Status: fractured.

Break a Leg

finito

It was the smell of soot.

It burned her lungs like the after taste of fresh mints, tearing at the delicate skin inside of her. She was such a lily, a real petal with gangly legs and long toes. Her staggering steps like a stag itself – little doe with two left hooves clobbering over ecological debris; clop clop, the lack of echo more disconcerting than the smell. She was dressed as Charlotte Vince, the theatrical side-character that would reflect witty 1930’s angst and contribute nothing but controversy; but it was worth extra-credit. Lily Jordan needed extra-credit.

“Decent actress,” her home-room teacher would grin with that unchanging emotion. “You’ll do just fine, Lily. Just fine. Break a leg.” Crack a rib and get extra-credit on luck as well, Lily. It’s worth every fissure.

Her legs were nearing cracking as her ankle gave in. Her clothes were sooting up and she felt all but smart. Her lungs were shaking and shrinking, trying to regurgitate all the sickening fumes her trachea allowed entrance. It tasted horrible. It tasted like a tea-spoon of ashes mixed with a drop of sea water. It tasted like something that should never be tasted.

Act VI ended with a real blast; if only the audience could admire that.

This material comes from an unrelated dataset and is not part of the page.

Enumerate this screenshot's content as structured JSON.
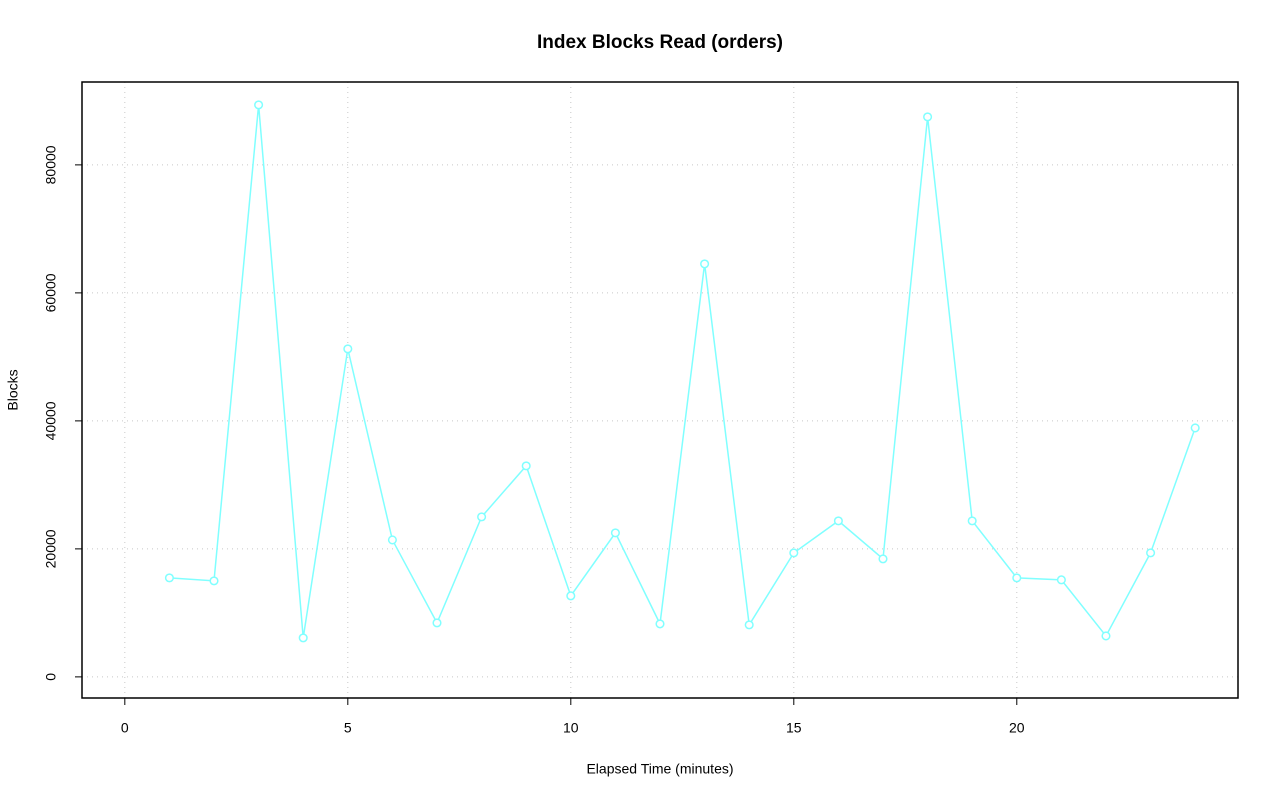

Politely stand up and give a clap or two, demonstrate endless ovation with the tact etiquette requires. Lily Jordan was late for her appearance. Principal actor – poor, struggling, inspiring Carlos – played his role right to reality. He broke his leg as he fell off the stand with the true meaning of the play’s title. The crowd turned rude and left before the final act – poor Vilma had yet to confess her undying love – but with due time the audience learned manners and erupted. Just like Carlos.

Lily Jordan couldn’t breathe right. Her eyes were clogging up with smoke and the god-awful smell that reminded her of charred – charred what? Just like last summer back at home – Johnny burned the hotdogs, mom. I’m hungry mom. It smelled just like charred meat right off the barbeque. Charred meat, charred friends, charred family – it was all the same. Burning all nicely – cheering with the same sickening ‘pop’ whenever the wood got too hot. Pop, crack, pop.

Break a leg, crack a rib, burst a lung. You’ll do just fine, Lily.